キャビネットシミュレーターの狙いはレコーディング

(写真右)株式会社コルグ 商品企画室 江戸有希さん (写真左)株式会社コルグ 開発2部 李 剛浩さん

―― (前回は)アンプはキャビにつないでボリューム上げてナンボという感じがしました。でもMV50はヘッドフォンやラインでも使えますよね?

江戸 はい。普通の真空管アンプのように、スピーカーをつながないと故障するということもありません。
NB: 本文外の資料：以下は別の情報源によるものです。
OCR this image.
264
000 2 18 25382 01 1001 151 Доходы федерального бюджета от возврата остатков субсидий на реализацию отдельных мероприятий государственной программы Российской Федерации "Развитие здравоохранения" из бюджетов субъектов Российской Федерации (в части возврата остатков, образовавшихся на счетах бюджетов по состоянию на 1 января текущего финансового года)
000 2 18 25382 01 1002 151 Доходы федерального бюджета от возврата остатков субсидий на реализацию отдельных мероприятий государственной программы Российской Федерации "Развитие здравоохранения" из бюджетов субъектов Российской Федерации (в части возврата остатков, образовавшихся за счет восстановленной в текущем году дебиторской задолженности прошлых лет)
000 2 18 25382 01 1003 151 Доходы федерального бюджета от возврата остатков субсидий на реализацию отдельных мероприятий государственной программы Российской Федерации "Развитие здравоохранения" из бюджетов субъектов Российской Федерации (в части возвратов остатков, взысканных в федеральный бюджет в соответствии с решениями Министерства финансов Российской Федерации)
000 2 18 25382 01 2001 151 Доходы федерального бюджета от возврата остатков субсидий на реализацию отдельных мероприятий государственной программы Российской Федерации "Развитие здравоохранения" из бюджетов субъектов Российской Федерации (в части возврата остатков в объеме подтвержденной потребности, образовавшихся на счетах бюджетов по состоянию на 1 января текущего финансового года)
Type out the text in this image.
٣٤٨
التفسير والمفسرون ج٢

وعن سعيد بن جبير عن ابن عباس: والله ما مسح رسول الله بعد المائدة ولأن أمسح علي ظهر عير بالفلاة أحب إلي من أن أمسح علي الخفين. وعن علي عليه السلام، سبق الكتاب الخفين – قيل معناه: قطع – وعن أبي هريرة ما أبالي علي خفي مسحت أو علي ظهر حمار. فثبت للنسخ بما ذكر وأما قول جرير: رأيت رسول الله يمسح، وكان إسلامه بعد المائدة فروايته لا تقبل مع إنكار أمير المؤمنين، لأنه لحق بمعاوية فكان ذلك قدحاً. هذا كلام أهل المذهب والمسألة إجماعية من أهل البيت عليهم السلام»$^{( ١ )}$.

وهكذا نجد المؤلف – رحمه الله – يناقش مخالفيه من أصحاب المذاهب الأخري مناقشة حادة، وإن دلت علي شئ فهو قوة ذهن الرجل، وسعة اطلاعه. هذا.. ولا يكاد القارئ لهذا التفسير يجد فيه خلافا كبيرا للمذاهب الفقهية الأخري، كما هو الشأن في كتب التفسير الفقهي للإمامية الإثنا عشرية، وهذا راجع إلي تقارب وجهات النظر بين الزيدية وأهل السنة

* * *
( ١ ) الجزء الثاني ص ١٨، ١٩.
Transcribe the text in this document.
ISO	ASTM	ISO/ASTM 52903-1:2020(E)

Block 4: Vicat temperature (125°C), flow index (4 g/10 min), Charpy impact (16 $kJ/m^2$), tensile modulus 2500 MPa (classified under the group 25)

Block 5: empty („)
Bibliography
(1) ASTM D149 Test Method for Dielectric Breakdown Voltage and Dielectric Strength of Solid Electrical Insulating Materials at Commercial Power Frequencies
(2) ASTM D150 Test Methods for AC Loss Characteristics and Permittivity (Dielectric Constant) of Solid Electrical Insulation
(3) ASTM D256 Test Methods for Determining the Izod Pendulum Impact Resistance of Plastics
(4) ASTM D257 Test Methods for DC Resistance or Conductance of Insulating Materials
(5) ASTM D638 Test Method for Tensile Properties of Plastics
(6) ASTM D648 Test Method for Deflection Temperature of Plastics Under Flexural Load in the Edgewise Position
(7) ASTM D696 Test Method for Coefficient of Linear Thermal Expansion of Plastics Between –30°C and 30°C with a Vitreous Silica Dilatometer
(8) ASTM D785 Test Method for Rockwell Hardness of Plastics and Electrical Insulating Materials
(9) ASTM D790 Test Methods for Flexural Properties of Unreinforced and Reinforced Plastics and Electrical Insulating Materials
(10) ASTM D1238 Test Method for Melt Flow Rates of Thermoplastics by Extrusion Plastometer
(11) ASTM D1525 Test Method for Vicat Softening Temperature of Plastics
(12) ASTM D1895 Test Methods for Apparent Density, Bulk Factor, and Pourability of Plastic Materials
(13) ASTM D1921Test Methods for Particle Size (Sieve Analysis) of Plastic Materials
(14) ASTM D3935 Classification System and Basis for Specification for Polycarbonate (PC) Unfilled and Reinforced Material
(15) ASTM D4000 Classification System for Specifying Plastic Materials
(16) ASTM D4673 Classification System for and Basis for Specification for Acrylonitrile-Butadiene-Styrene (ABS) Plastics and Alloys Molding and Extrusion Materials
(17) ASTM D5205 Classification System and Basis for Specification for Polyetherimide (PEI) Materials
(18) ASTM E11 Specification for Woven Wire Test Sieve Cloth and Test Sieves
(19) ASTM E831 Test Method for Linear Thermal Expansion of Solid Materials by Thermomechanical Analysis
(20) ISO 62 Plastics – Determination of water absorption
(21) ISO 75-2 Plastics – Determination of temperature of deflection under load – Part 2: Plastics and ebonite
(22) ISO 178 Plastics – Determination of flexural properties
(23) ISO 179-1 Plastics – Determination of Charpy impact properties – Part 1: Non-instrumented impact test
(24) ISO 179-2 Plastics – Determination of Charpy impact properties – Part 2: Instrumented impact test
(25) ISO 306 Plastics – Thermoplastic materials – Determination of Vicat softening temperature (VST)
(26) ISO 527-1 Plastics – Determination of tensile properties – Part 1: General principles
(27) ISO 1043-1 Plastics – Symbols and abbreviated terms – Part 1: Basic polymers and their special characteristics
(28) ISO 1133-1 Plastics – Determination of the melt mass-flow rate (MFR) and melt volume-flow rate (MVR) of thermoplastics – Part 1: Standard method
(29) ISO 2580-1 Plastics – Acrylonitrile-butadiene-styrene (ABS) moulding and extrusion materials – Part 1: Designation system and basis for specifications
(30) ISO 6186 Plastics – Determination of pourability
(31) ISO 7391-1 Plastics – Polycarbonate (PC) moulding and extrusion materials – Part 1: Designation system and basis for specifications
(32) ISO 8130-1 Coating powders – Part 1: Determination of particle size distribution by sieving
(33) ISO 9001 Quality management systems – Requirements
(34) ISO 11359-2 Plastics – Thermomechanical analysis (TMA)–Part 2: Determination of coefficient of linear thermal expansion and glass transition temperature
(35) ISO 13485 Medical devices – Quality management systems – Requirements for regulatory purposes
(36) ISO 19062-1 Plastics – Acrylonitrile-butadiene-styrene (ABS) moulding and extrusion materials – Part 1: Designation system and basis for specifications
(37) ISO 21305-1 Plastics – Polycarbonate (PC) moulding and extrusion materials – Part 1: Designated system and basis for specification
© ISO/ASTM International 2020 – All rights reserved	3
ラインアウトにはキャビネットシミュレーターも入っていて、直接オーディオインターフェースにつないで、そのままレコーディングに使うことも想定しています。

―― そのキャビネットシミュレーターで狙った音はどんな設定ですか?

 この3機種に関しては同じ設定です。BC112のようなユニット1発のキャビの音をマイクで拾った感じですね。

江戸 BC112にはセレッションの「V-type」というユニットが載っているんですが、それと「Vintage 30」の中間くらいの音を狙っています。歪みでいい音の出るのがVintage 30の特徴なんですが、いまうちの製品でVintage 30を載せたキャビがない。自分のところの製品とかけ離れた音でもいかんだろうということで、その中間くらいを狙っています。

 キャビにマイクを立てて録ろうとすると、結構工夫しないと難しい結果になると思うんですよね。特に(シュアのSM)57だけだと。そこを最終的なオケの中で使いやすくなる音に寄せています。それで57だけで録った、あの難しい感じは減っています。

―― 録音の現場でやるようなトリートメントは入れていると。

 そうです。だから実際これにマイクを立てて録った音と、ラインから出てくる音は違うんですが、そこは調整しているんですね。これも開発時に協力してくれたレコーディング・エンジニアがいるんですけど、57とロイヤーのR121というリボンマイクをミックスした音になっています。ただラインで出したときは、DEEPとFLATを切り替える背面のEQスイッチと、ACとROCKのインピーダンススイッチは、音に影響しません。